If there is no empty page available, a Flash block is evicted
and erased using our wear-level aware replacement policy.
Reassigning a frequently accessed page from MLC mode to
SLC mode improves performance by improving hit latency.
Because many accesses to files in a server platform have a
tailed distribution (Zipf) with hot and cold data, improving the hit latency to frequently accessed (hot) Flash pages
improves overall performance despite the minor reduction
in Flash capacity.
If a Flash page reaches the ECC strength limit and has
already been set to SLC mode, the block is removed permanently and never considered when looking for pages to allocate in a disk cache.

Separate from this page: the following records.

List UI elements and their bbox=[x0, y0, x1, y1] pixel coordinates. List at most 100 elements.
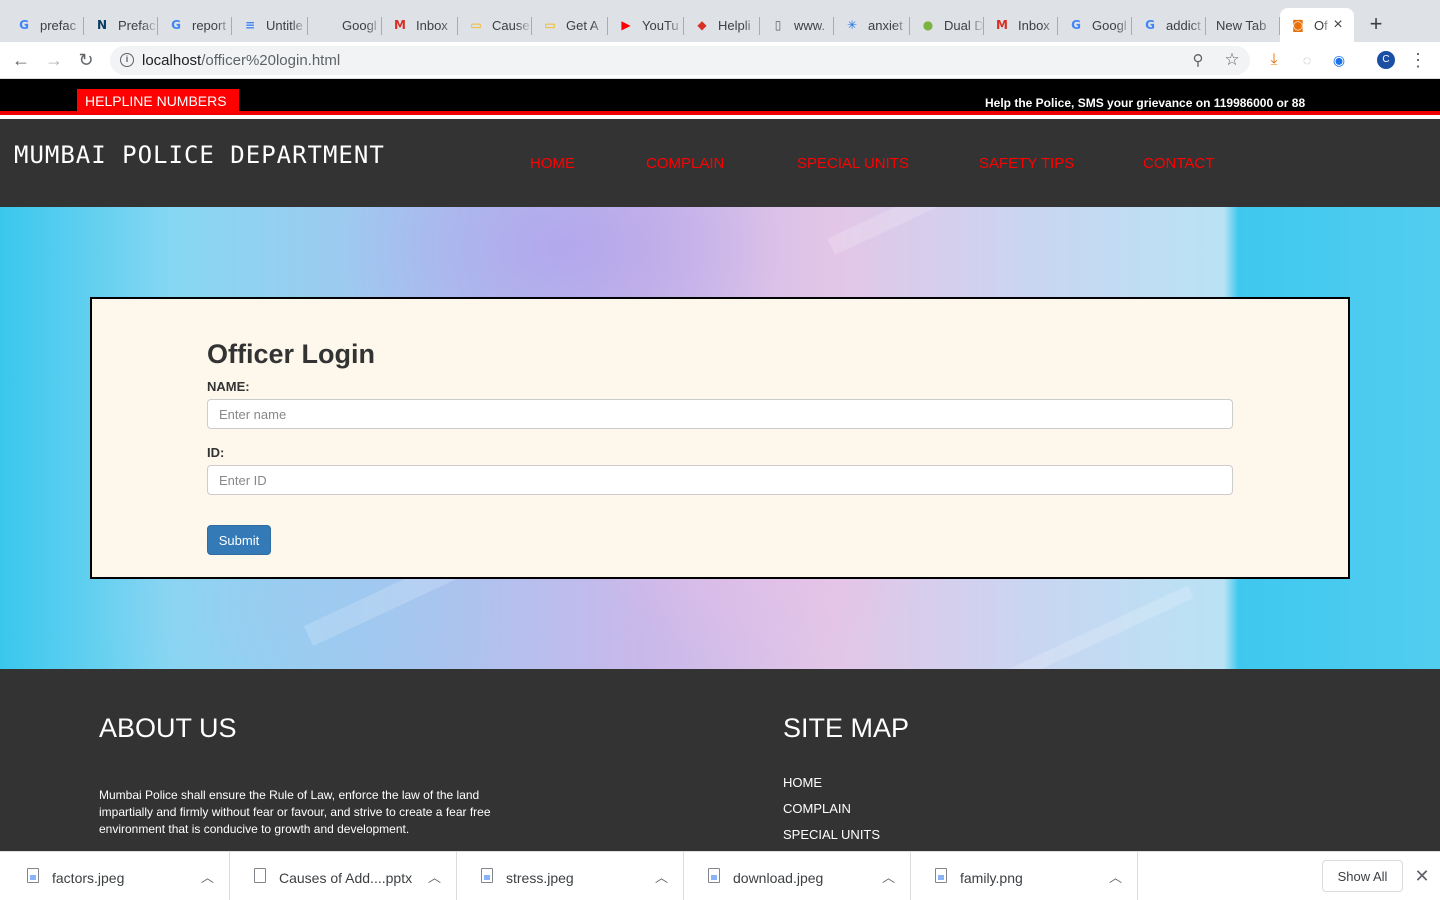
browser-tab[interactable]: M Inbox bbox=[382, 8, 458, 42]
grievance-marquee: Help the Police, SMS your grievance on 1… bbox=[985, 96, 1306, 110]
close-shelf-icon[interactable]: ✕ bbox=[1412, 866, 1432, 886]
officer-login-form: Officer Login NAME: ID: Submit bbox=[90, 297, 1350, 579]
browser-tab[interactable]: ▭ Get A bbox=[532, 8, 608, 42]
watercolor-background: Officer Login NAME: ID: Submit bbox=[0, 207, 1440, 669]
address-bar[interactable]: i localhost/officer%20login.html ⚲ ☆ bbox=[110, 46, 1250, 75]
image-file-icon bbox=[708, 868, 720, 883]
docs-icon: ≡ bbox=[244, 18, 256, 32]
show-all-downloads-button[interactable]: Show All bbox=[1322, 860, 1403, 892]
chevron-up-icon[interactable]: ︿ bbox=[1109, 867, 1122, 886]
download-filename: download.jpeg bbox=[733, 870, 824, 886]
submit-button[interactable]: Submit bbox=[207, 525, 271, 555]
search-extension-icon[interactable]: ◉ bbox=[1327, 48, 1351, 72]
sitemap-link-home[interactable]: HOME bbox=[783, 775, 822, 790]
browser-tab[interactable]: ▯ www. bbox=[760, 8, 834, 42]
download-shelf: factors.jpeg ︿ Causes of Add....pptx ︿ stres… bbox=[0, 851, 1440, 900]
browser-tab-strip: Gprefac N Prefac Greport ≡ Untitle Googl M Inbox… bbox=[0, 0, 1440, 42]
helpline-icon: ◆ bbox=[697, 18, 707, 32]
nav-home[interactable]: HOME bbox=[530, 155, 575, 172]
download-filename: Causes of Add....pptx bbox=[279, 870, 413, 886]
youtube-icon: ▶ bbox=[621, 18, 631, 32]
id-label: ID: bbox=[207, 445, 225, 460]
nav-safety-tips[interactable]: SAFETY TIPS bbox=[979, 155, 1074, 172]
gmail-icon: M bbox=[394, 18, 406, 32]
extension-icon[interactable]: ◌ bbox=[1295, 48, 1319, 72]
google-icon: G bbox=[171, 18, 181, 32]
browser-tab[interactable]: ● Dual D bbox=[910, 8, 984, 42]
browser-tab[interactable]: Gaddict bbox=[1132, 8, 1206, 42]
download-item[interactable]: stress.jpeg ︿ bbox=[457, 852, 684, 900]
download-item[interactable]: family.png ︿ bbox=[911, 852, 1138, 900]
browser-tab[interactable]: M Inbox bbox=[984, 8, 1058, 42]
tab-title: Dual D bbox=[944, 17, 984, 33]
nav-special-units[interactable]: SPECIAL UNITS bbox=[797, 155, 909, 172]
tab-title: prefac bbox=[40, 17, 77, 33]
login-title: Officer Login bbox=[207, 339, 375, 369]
image-file-icon bbox=[27, 868, 39, 883]
browser-tab[interactable]: Gprefac bbox=[6, 8, 84, 42]
browser-tab[interactable]: Greport bbox=[158, 8, 232, 42]
tab-title: www. bbox=[794, 17, 826, 33]
tab-title: YouTu bbox=[642, 17, 679, 33]
download-icon[interactable]: ⤓ bbox=[1262, 48, 1286, 72]
browser-tab[interactable]: ◙ Of × bbox=[1280, 8, 1354, 42]
nav-contact[interactable]: CONTACT bbox=[1143, 155, 1214, 172]
forward-arrow-icon[interactable]: → bbox=[42, 48, 66, 72]
chevron-up-icon[interactable]: ︿ bbox=[428, 867, 441, 886]
site-info-icon[interactable]: i bbox=[120, 53, 134, 67]
bookmark-star-icon[interactable]: ☆ bbox=[1220, 48, 1244, 72]
browser-tab[interactable]: G Googl bbox=[1058, 8, 1132, 42]
site-footer: ABOUT US Mumbai Police shall ensure the … bbox=[0, 669, 1440, 851]
blank-icon bbox=[318, 17, 334, 33]
image-file-icon bbox=[481, 868, 493, 883]
menu-kebab-icon[interactable]: ⋮ bbox=[1406, 48, 1430, 72]
chevron-up-icon[interactable]: ︿ bbox=[655, 867, 668, 886]
web-page: HELPLINE NUMBERS Help the Police, SMS yo… bbox=[0, 79, 1440, 851]
document-file-icon bbox=[254, 868, 266, 883]
sitemap-link-special-units[interactable]: SPECIAL UNITS bbox=[783, 827, 880, 842]
site-header: MUMBAI POLICE DEPARTMENT HOME COMPLAIN S… bbox=[0, 119, 1440, 207]
download-item[interactable]: Causes of Add....pptx ︿ bbox=[230, 852, 457, 900]
browser-tab[interactable]: Googl bbox=[308, 8, 382, 42]
app-icon: ✳ bbox=[846, 18, 858, 32]
browser-tab[interactable]: N Prefac bbox=[84, 8, 158, 42]
browser-tab[interactable]: New Tab bbox=[1206, 8, 1280, 42]
site-brand: MUMBAI POLICE DEPARTMENT bbox=[14, 141, 385, 169]
new-tab-button[interactable]: + bbox=[1364, 12, 1388, 36]
download-item[interactable]: factors.jpeg ︿ bbox=[3, 852, 230, 900]
back-arrow-icon[interactable]: ← bbox=[9, 48, 33, 72]
leaf-icon: ● bbox=[922, 18, 934, 32]
google-icon: G bbox=[1071, 18, 1081, 32]
reload-icon[interactable]: ↻ bbox=[74, 48, 98, 72]
name-input[interactable] bbox=[207, 399, 1233, 429]
download-filename: family.png bbox=[960, 870, 1023, 886]
chevron-up-icon[interactable]: ︿ bbox=[201, 867, 214, 886]
tab-title: Get A bbox=[566, 17, 599, 33]
page-icon: ▯ bbox=[774, 18, 782, 32]
helpline-numbers-button[interactable]: HELPLINE NUMBERS bbox=[77, 89, 239, 113]
about-us-text: Mumbai Police shall ensure the Rule of L… bbox=[99, 788, 491, 836]
tab-title: Prefac bbox=[118, 17, 156, 33]
id-input[interactable] bbox=[207, 465, 1233, 495]
tab-title: Helpli bbox=[718, 17, 751, 33]
chevron-up-icon[interactable]: ︿ bbox=[882, 867, 895, 886]
url-text[interactable]: localhost/officer%20login.html bbox=[142, 52, 340, 69]
zoom-icon[interactable]: ⚲ bbox=[1186, 48, 1210, 72]
tab-title: Of bbox=[1314, 17, 1328, 33]
nav-complain[interactable]: COMPLAIN bbox=[646, 155, 724, 172]
download-item[interactable]: download.jpeg ︿ bbox=[684, 852, 911, 900]
download-filename: stress.jpeg bbox=[506, 870, 574, 886]
browser-tab[interactable]: ◆ Helpli bbox=[684, 8, 760, 42]
browser-tab[interactable]: ✳ anxiet bbox=[834, 8, 910, 42]
slides-icon: ▭ bbox=[470, 18, 482, 32]
tab-title: Cause bbox=[492, 17, 530, 33]
background-streak bbox=[827, 207, 1053, 255]
tab-title: Googl bbox=[342, 17, 377, 33]
tab-title: report bbox=[192, 17, 226, 33]
close-tab-icon[interactable]: × bbox=[1330, 16, 1346, 34]
browser-tab[interactable]: ≡ Untitle bbox=[232, 8, 308, 42]
sitemap-link-complain[interactable]: COMPLAIN bbox=[783, 801, 851, 816]
browser-tab[interactable]: ▭ Cause bbox=[458, 8, 532, 42]
browser-tab[interactable]: ▶ YouTu bbox=[608, 8, 684, 42]
profile-avatar[interactable]: C bbox=[1377, 51, 1395, 69]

We evaluated the Flash memory controller and Flash device
using a full system simulator called M5. The M5 simulation
infrastructure is used to generate access profiles for estimating system memory and disk drive power consumption
along with published access energy data. We developed a
separate Flash disk cache simulator for reliability and disk
cache miss rate experiments where very long traces are necessary, because full system simulators are slow. Given the
limitations in our simulation infrastructure, a server workload that uses a large working set of 100–1000’s of gigabytes
cannot easily be evaluated. We scaled our benchmarks, system memory size, Flash size, and disk drive size accordingly
to run on our simulation infrastructure.
We also generated micro-benchmark disk traces to model
synthetic disk access behavior. They represent typical access
distributions and approximate real disk usage. To properly
stress the system, some micro-benchmarks with uniformly
random and exponential distributions were also generated.
We used disk traces from University of Massachusetts
Trace Repository20 to model the disk behavior of enterprise
level applications like web servers, database servers, and
web search. To measure performance and power, we used
dbt2 (OLTP) and SPECWeb99 which generated representative disk/disk cache traffic.